1
votes

How can we convert a PDF to docx with/without using python. Actually I want to automate conversion of large number of file, so I need an API.

I have used online websites like: https://pdf2docx.com/

https://online2pdf.com/pdf2docx

https://www.zamzar.com/convert/pdf-to-docx/

I was unable to get access for using there api directly

5
What have you tried so far (code-wise)? - h4z3
I was unable to get any code that directly convert pdf to docx. - Yash Sharma
"to get any code" - uh? Have YOU tried writing anything? SO isn't for writing code for you, it's for helping with your code. - h4z3

5 Answers

1
votes

pdf2docx

  1. Install the pdf2docx package Click here

Installation

  • Clone or download pdf2docx

     pip install pdf2docx
         or
     # download the package and install your environment
     python setup.py install 
    
  • Option 1

    from pdf2docx import Converter
    
    pdf_file  = r'C:\Users\ABCD\Desktop\XYZ/Document1.pdf'# source file 
    docx_file = r'C:\Users\ABCD\Desktop\XYZ/sample.docx'  # destination file
    
    # convert pdf to docx
    cv = Converter(pdf_file)
    cv.convert(docx_file, start=0, end=None)
    cv.close()
    
    #Output
    
    Parsing Page 53: 53/53...
    Creating Page 53: 53/53...
    --------------------------------------------------
    Terminated in 6.258919400000195s.
    
  • Option 2

    from pdf2docx import parse
    
    pdf_file  = r'C:\Users\ABCD\Desktop\XYZ/Document2.pdf' # source file
    docx_file = r'C:\Users\ABCD\Desktop\XYZ/sample_2.docx' # destination file
    
    # convert pdf to docx
    parse(pdf_file, docx_file, start=0, end=None)
    
    # output
    Parsing Page 53: 53/53...
    Creating Page 53: 53/53...
    --------------------------------------------------
    Terminated in 5.883666100000482s.
    
0
votes

You can try pdftohtml, then use Pandoc to convert HTML to docx.

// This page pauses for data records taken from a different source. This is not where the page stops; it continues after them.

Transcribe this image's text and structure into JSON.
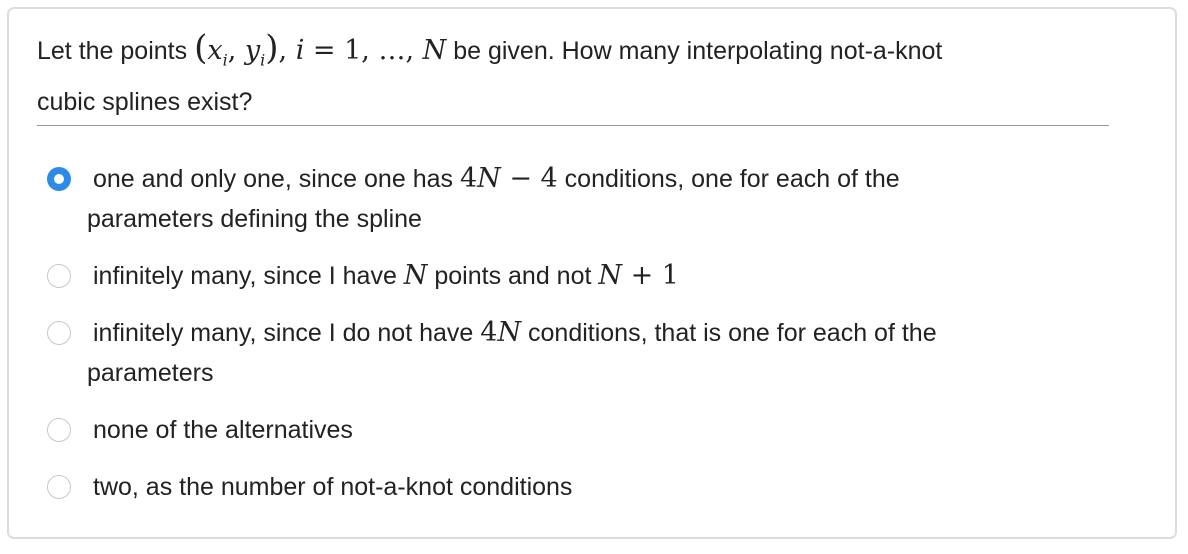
{
  "question": {
    "prefix": "Let the points",
    "math_points": "(x",
    "sub_i": "i",
    "comma_y": ", y",
    "sub_i2": "i",
    "close": ")",
    "math_range": ", i = 1, …, ",
    "math_N": "N",
    "suffix_line1": " be given. How many interpolating not-a-knot",
    "line2": "cubic splines exist?"
  },
  "options": [
    {
      "checked": true,
      "part1": "one and only one, since one has ",
      "math": "4N − 4",
      "part2": " conditions, one for each of the",
      "line2": "parameters defining the spline"
    },
    {
      "checked": false,
      "part1": "infinitely many, since I have ",
      "math": "N",
      "part2": " points and not ",
      "math2": "N + 1"
    },
    {
      "checked": false,
      "part1": "infinitely many, since I do not have ",
      "math": "4N",
      "part2": " conditions, that is one for each of the",
      "line2": "parameters"
    },
    {
      "checked": false,
      "part1": "none of the alternatives"
    },
    {
      "checked": false,
      "part1": "two, as the number of not-a-knot conditions"
    }
  ]
}
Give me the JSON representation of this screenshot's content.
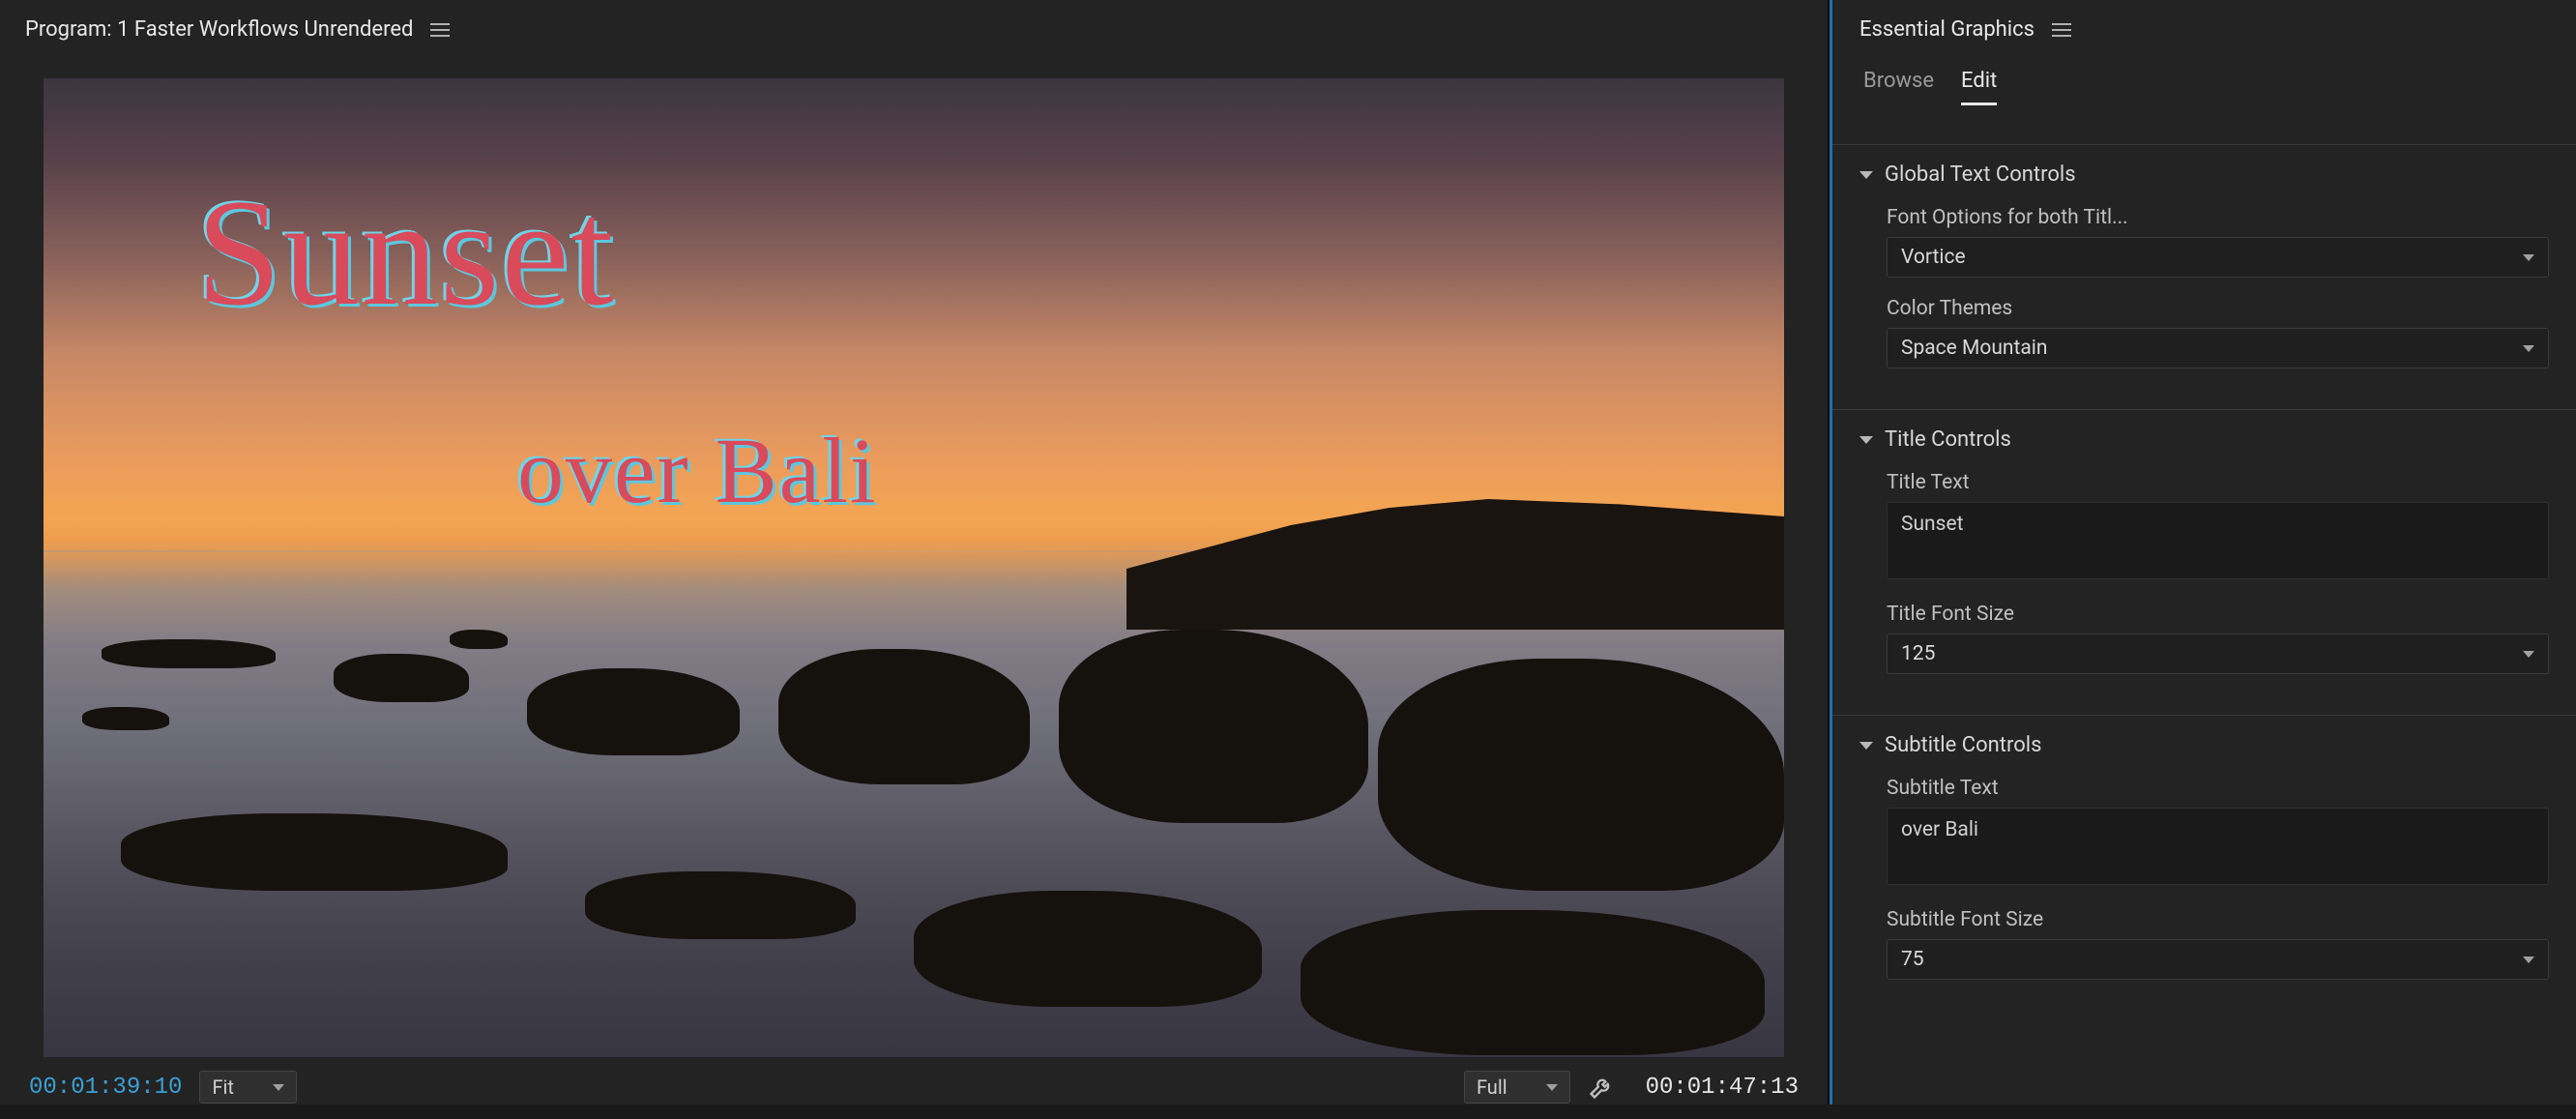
{
  "program": {
    "header": "Program: 1 Faster Workflows Unrendered",
    "current_tc": "00:01:39:10",
    "fit_label": "Fit",
    "full_label": "Full",
    "duration_tc": "00:01:47:13",
    "overlay_title": "Sunset",
    "overlay_subtitle": "over Bali"
  },
  "essential_graphics": {
    "panel_title": "Essential Graphics",
    "tabs": {
      "browse": "Browse",
      "edit": "Edit"
    },
    "sections": {
      "global": {
        "title": "Global Text Controls",
        "font_label": "Font Options for both Titl...",
        "font_value": "Vortice",
        "theme_label": "Color Themes",
        "theme_value": "Space Mountain"
      },
      "title": {
        "title": "Title Controls",
        "text_label": "Title Text",
        "text_value": "Sunset",
        "size_label": "Title Font Size",
        "size_value": "125"
      },
      "subtitle": {
        "title": "Subtitle Controls",
        "text_label": "Subtitle Text",
        "text_value": "over Bali",
        "size_label": "Subtitle Font Size",
        "size_value": "75"
      }
    }
  }
}
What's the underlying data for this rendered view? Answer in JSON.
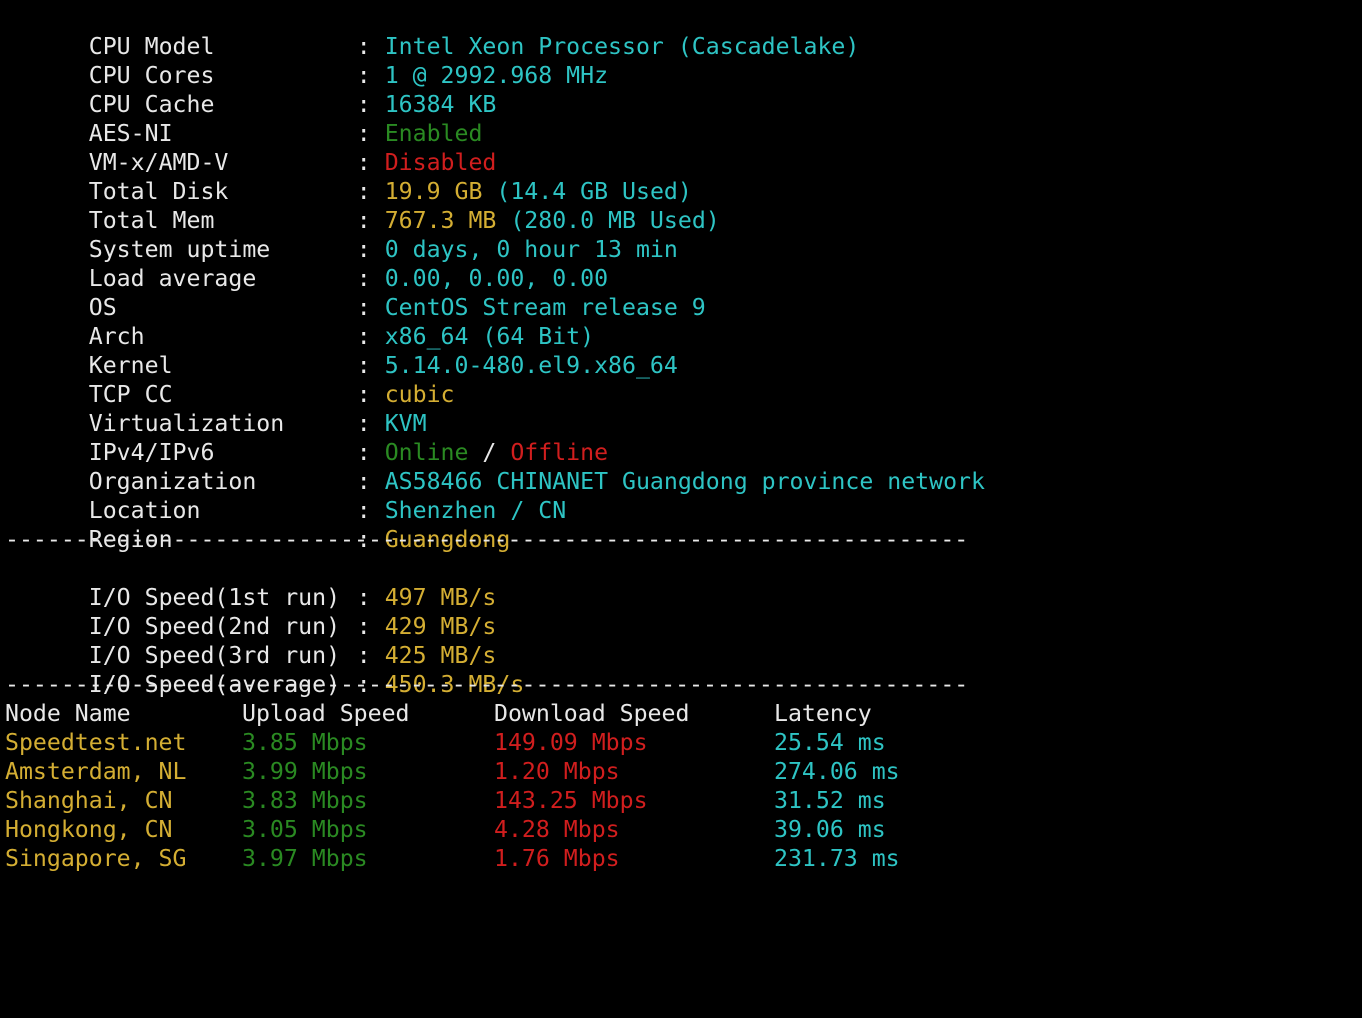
{
  "colors": {
    "background": "#000000",
    "label": "#e8e8e8",
    "cyan": "#2ec4c4",
    "green": "#2a8a22",
    "red": "#d11e1e",
    "yellow": "#d4ae33"
  },
  "sysinfo": [
    {
      "key": "CPU Model",
      "parts": [
        {
          "text": "Intel Xeon Processor (Cascadelake)",
          "color": "cyan"
        }
      ]
    },
    {
      "key": "CPU Cores",
      "parts": [
        {
          "text": "1 @ 2992.968 MHz",
          "color": "cyan"
        }
      ]
    },
    {
      "key": "CPU Cache",
      "parts": [
        {
          "text": "16384 KB",
          "color": "cyan"
        }
      ]
    },
    {
      "key": "AES-NI",
      "parts": [
        {
          "text": "Enabled",
          "color": "green"
        }
      ]
    },
    {
      "key": "VM-x/AMD-V",
      "parts": [
        {
          "text": "Disabled",
          "color": "red"
        }
      ]
    },
    {
      "key": "Total Disk",
      "parts": [
        {
          "text": "19.9 GB",
          "color": "yellow"
        },
        {
          "text": " (14.4 GB Used)",
          "color": "cyan"
        }
      ]
    },
    {
      "key": "Total Mem",
      "parts": [
        {
          "text": "767.3 MB",
          "color": "yellow"
        },
        {
          "text": " (280.0 MB Used)",
          "color": "cyan"
        }
      ]
    },
    {
      "key": "System uptime",
      "parts": [
        {
          "text": "0 days, 0 hour 13 min",
          "color": "cyan"
        }
      ]
    },
    {
      "key": "Load average",
      "parts": [
        {
          "text": "0.00, 0.00, 0.00",
          "color": "cyan"
        }
      ]
    },
    {
      "key": "OS",
      "parts": [
        {
          "text": "CentOS Stream release 9",
          "color": "cyan"
        }
      ]
    },
    {
      "key": "Arch",
      "parts": [
        {
          "text": "x86_64 (64 Bit)",
          "color": "cyan"
        }
      ]
    },
    {
      "key": "Kernel",
      "parts": [
        {
          "text": "5.14.0-480.el9.x86_64",
          "color": "cyan"
        }
      ]
    },
    {
      "key": "TCP CC",
      "parts": [
        {
          "text": "cubic",
          "color": "yellow"
        }
      ]
    },
    {
      "key": "Virtualization",
      "parts": [
        {
          "text": "KVM",
          "color": "cyan"
        }
      ]
    },
    {
      "key": "IPv4/IPv6",
      "parts": [
        {
          "text": "Online",
          "color": "green"
        },
        {
          "text": " / ",
          "color": "white"
        },
        {
          "text": "Offline",
          "color": "red"
        }
      ]
    },
    {
      "key": "Organization",
      "parts": [
        {
          "text": "AS58466 CHINANET Guangdong province network",
          "color": "cyan"
        }
      ]
    },
    {
      "key": "Location",
      "parts": [
        {
          "text": "Shenzhen / CN",
          "color": "cyan"
        }
      ]
    },
    {
      "key": "Region",
      "parts": [
        {
          "text": "Guangdong",
          "color": "yellow"
        }
      ]
    }
  ],
  "separator": "---------------------------------------------------------------------",
  "colon": ": ",
  "io": [
    {
      "key": "I/O Speed(1st run)",
      "value": "497 MB/s"
    },
    {
      "key": "I/O Speed(2nd run)",
      "value": "429 MB/s"
    },
    {
      "key": "I/O Speed(3rd run)",
      "value": "425 MB/s"
    },
    {
      "key": "I/O Speed(average)",
      "value": "450.3 MB/s"
    }
  ],
  "speedtest": {
    "headers": [
      "Node Name",
      "Upload Speed",
      "Download Speed",
      "Latency"
    ],
    "rows": [
      {
        "node": "Speedtest.net",
        "upload": "3.85 Mbps",
        "download": "149.09 Mbps",
        "latency": "25.54 ms"
      },
      {
        "node": "Amsterdam, NL",
        "upload": "3.99 Mbps",
        "download": "1.20 Mbps",
        "latency": "274.06 ms"
      },
      {
        "node": "Shanghai, CN",
        "upload": "3.83 Mbps",
        "download": "143.25 Mbps",
        "latency": "31.52 ms"
      },
      {
        "node": "Hongkong, CN",
        "upload": "3.05 Mbps",
        "download": "4.28 Mbps",
        "latency": "39.06 ms"
      },
      {
        "node": "Singapore, SG",
        "upload": "3.97 Mbps",
        "download": "1.76 Mbps",
        "latency": "231.73 ms"
      }
    ]
  }
}
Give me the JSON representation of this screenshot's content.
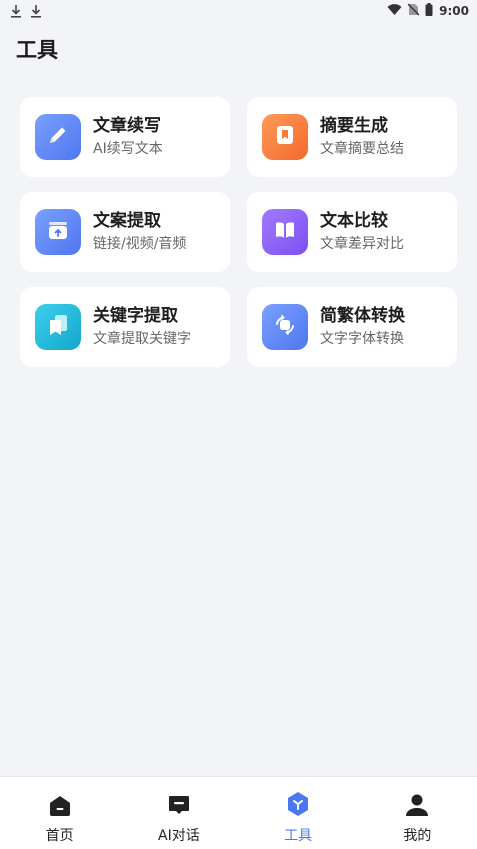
{
  "status": {
    "time": "9:00"
  },
  "page": {
    "title": "工具"
  },
  "tools": [
    {
      "title": "文章续写",
      "subtitle": "AI续写文本",
      "icon": "pencil-icon",
      "color": "#5b86f5"
    },
    {
      "title": "摘要生成",
      "subtitle": "文章摘要总结",
      "icon": "bookmark-icon",
      "color": "#f57a3c"
    },
    {
      "title": "文案提取",
      "subtitle": "链接/视频/音频",
      "icon": "upload-box-icon",
      "color": "#5b86f5"
    },
    {
      "title": "文本比较",
      "subtitle": "文章差异对比",
      "icon": "book-icon",
      "color": "#8c5cf5"
    },
    {
      "title": "关键字提取",
      "subtitle": "文章提取关键字",
      "icon": "tags-icon",
      "color": "#19b8d8"
    },
    {
      "title": "简繁体转换",
      "subtitle": "文字字体转换",
      "icon": "convert-icon",
      "color": "#5b86f5"
    }
  ],
  "tabbar": {
    "items": [
      {
        "label": "首页",
        "icon": "home-icon"
      },
      {
        "label": "AI对话",
        "icon": "chat-icon"
      },
      {
        "label": "工具",
        "icon": "tools-icon",
        "active": true
      },
      {
        "label": "我的",
        "icon": "profile-icon"
      }
    ],
    "active_color": "#4a78f0"
  }
}
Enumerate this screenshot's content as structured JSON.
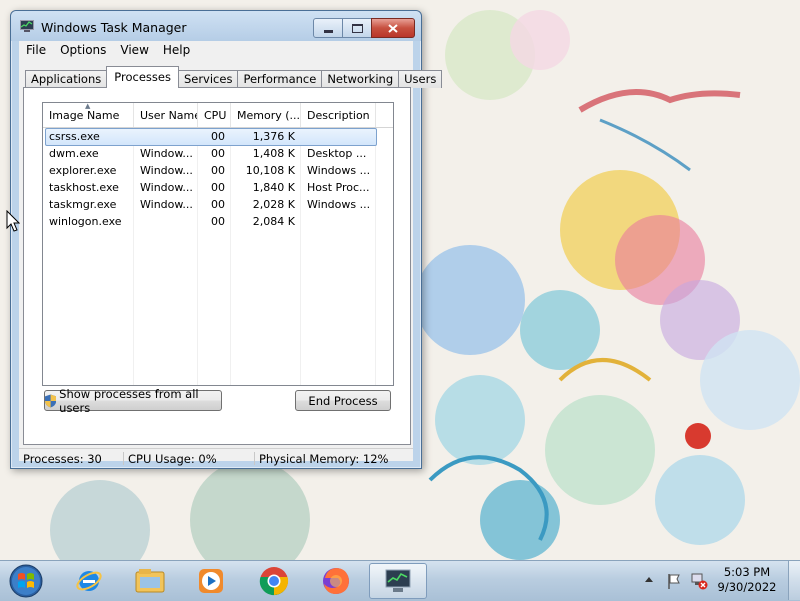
{
  "window": {
    "title": "Windows Task Manager",
    "menu": [
      "File",
      "Options",
      "View",
      "Help"
    ],
    "tabs": [
      "Applications",
      "Processes",
      "Services",
      "Performance",
      "Networking",
      "Users"
    ],
    "active_tab": "Processes"
  },
  "processes": {
    "columns": [
      "Image Name",
      "User Name",
      "CPU",
      "Memory (...",
      "Description"
    ],
    "rows": [
      {
        "image": "csrss.exe",
        "user": "",
        "cpu": "00",
        "memory": "1,376 K",
        "description": ""
      },
      {
        "image": "dwm.exe",
        "user": "Window...",
        "cpu": "00",
        "memory": "1,408 K",
        "description": "Desktop ..."
      },
      {
        "image": "explorer.exe",
        "user": "Window...",
        "cpu": "00",
        "memory": "10,108 K",
        "description": "Windows ..."
      },
      {
        "image": "taskhost.exe",
        "user": "Window...",
        "cpu": "00",
        "memory": "1,840 K",
        "description": "Host Proc..."
      },
      {
        "image": "taskmgr.exe",
        "user": "Window...",
        "cpu": "00",
        "memory": "2,028 K",
        "description": "Windows ..."
      },
      {
        "image": "winlogon.exe",
        "user": "",
        "cpu": "00",
        "memory": "2,084 K",
        "description": ""
      }
    ],
    "selected_row": 0,
    "show_all_button": "Show processes from all users",
    "end_process_button": "End Process"
  },
  "statusbar": {
    "processes": "Processes: 30",
    "cpu_usage": "CPU Usage: 0%",
    "physical_memory": "Physical Memory: 12%"
  },
  "taskbar": {
    "pinned": [
      "internet-explorer-icon",
      "windows-explorer-icon",
      "media-player-icon",
      "chrome-icon",
      "firefox-icon",
      "task-manager-icon"
    ],
    "active_app": "task-manager-icon",
    "time": "5:03 PM",
    "date": "9/30/2022"
  },
  "colors": {
    "selection": "#d3e6fb",
    "taskbar": "#b9cde0",
    "window_frame": "#bcd3ea"
  }
}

Actually, PDF is not a really document format but a rather page layout format, so conversion can be problematic.

0
votes

I'm the CTO at Zamzar and we have an API to do just this available at https://developers.zamzar.com/

We have a Test account you can use for free to try out the service, and code samples for Python in our docs which which would enable you to convert a PDF file to DOCX quite simply:

import requests
from requests.auth import HTTPBasicAuth

api_key = 'YOUR_API_KEY'
endpoint = "https://sandbox.zamzar.com/v1/jobs"
source_file = "/tmp/my.pdf"
target_format = "docx"

file_content = {'source_file': open(source_file, 'rb')}
data_content = {'target_format': target_format}
res = requests.post(endpoint, data=data_content, files=file_content, auth=HTTPBasicAuth(api_key, ''))
print res.json()

You can then poll the job to see when it has finished before downloading your converted file.

0
votes

Try PDF.to it has a PDF API that has Curl, PHP, Python, and NodeJS examples, and has good documentation

-2
votes

Converting PDFs to Documents can be a problematic task rather it would be easy the other way.

One possible solution could be "Save As" the PDF file in a desired location with ".docx" extension. This might work if the PDF was saved from docx and vice-versa.